Christian and Buddhist art also works on the principle that meditating on images or listening to certain sounds puts a person in a Sacred state and heals. In Navajo sandpainting the patient was put on the ground and the sand painting was made by a medicine man around them. The sand painting imagery told a traditional Navajo healing story and the healer told the story of the painting to the tribe as it was made. It is believed that the story, and the shapes and colors directly call the spirits to heal the patient.

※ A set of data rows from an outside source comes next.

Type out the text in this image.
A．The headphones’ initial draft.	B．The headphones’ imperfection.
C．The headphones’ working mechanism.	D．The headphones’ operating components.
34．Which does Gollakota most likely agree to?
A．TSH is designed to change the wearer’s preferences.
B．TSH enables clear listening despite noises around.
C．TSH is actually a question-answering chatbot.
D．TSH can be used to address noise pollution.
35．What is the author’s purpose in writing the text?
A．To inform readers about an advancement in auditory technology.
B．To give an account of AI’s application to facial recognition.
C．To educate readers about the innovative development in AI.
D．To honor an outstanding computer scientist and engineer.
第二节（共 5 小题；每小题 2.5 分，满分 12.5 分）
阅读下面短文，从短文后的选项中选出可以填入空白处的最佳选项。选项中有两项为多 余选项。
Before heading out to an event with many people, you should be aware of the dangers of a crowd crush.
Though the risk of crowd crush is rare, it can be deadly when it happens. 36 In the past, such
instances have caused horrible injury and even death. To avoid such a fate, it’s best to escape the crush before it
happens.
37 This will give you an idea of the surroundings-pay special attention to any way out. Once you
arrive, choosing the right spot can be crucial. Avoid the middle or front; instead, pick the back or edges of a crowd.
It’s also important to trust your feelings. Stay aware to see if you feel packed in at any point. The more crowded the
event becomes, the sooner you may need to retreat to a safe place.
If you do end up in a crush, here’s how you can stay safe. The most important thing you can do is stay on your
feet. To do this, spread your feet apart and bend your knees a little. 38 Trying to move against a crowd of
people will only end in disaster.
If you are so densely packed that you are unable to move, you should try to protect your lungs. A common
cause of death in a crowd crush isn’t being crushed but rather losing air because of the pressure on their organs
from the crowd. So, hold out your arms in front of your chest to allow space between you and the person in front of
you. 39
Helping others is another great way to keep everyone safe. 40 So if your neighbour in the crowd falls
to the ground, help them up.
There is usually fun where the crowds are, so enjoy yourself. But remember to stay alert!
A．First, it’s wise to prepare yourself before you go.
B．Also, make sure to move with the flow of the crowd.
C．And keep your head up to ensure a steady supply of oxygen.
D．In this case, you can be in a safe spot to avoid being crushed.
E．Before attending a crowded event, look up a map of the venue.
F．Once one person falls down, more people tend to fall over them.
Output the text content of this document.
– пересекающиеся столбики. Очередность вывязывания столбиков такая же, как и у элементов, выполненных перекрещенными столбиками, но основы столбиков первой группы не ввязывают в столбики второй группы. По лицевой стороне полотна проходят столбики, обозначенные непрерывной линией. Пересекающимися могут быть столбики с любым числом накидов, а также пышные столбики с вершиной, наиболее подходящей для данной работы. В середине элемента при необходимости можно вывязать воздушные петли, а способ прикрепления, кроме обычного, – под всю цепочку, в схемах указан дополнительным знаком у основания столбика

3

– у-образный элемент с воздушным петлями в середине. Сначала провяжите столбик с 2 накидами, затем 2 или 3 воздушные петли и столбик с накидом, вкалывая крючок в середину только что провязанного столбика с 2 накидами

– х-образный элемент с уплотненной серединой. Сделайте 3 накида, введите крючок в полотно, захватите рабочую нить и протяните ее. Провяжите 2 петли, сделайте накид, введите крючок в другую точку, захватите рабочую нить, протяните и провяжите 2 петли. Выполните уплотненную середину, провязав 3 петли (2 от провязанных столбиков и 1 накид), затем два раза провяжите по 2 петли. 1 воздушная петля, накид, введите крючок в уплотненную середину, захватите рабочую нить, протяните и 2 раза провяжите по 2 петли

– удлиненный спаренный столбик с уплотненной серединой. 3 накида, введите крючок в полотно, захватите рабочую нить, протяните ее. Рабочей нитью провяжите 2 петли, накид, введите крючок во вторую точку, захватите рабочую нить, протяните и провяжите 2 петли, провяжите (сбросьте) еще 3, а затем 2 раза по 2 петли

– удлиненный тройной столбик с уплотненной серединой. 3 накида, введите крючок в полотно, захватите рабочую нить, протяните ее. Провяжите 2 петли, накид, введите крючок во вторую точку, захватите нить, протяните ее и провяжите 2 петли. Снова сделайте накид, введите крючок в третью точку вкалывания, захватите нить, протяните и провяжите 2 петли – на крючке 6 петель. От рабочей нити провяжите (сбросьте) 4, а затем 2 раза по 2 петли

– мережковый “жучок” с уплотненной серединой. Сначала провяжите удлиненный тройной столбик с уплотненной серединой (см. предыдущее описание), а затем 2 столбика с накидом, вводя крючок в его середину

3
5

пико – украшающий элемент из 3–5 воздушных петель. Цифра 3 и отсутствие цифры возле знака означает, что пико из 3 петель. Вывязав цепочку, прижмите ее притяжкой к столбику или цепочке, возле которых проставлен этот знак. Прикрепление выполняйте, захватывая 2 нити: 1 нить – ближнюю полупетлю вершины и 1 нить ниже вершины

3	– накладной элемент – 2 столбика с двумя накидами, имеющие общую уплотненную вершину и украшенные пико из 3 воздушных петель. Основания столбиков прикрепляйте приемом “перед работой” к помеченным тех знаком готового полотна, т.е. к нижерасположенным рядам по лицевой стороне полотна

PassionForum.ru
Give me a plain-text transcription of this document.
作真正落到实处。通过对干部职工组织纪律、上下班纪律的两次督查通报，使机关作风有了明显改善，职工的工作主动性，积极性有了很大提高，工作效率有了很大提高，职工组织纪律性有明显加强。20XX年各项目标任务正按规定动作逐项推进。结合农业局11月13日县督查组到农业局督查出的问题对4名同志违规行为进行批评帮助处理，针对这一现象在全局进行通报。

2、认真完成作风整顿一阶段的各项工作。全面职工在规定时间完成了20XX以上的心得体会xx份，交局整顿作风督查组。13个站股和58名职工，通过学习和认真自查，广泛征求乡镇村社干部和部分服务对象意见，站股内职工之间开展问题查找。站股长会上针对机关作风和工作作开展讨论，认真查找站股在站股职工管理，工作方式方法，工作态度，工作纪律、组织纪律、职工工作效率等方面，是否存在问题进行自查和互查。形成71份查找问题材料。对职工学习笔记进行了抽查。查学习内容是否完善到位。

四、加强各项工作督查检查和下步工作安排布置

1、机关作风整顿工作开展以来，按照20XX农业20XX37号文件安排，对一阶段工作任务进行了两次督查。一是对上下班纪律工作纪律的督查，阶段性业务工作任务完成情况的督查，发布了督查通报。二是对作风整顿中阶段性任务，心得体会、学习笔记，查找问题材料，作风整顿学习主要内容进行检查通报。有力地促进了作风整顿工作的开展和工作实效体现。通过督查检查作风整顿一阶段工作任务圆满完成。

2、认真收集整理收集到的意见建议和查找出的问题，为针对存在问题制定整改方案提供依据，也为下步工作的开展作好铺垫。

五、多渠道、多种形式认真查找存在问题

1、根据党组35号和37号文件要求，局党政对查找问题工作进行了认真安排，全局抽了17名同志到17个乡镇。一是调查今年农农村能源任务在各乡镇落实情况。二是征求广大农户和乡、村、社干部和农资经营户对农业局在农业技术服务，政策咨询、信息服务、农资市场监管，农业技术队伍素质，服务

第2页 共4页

In Tibetan Buddhism, the sand mandala is an intricate focus of meditation which monks study in depth, sometimes for as long as three years. It is designed to guide those who aspire to enlightenment by purifying and healing their minds, transforming them from an ordinary mind into an enlightened mind.

Traditional cultures believed that art healed the world, not just the individual. It was believed that art and music changed the hunt, fertility, the crops, the weather, the life of the tribe, and the earth. Today many healing artists also believe that their art helps heal the individual, community and the Earth.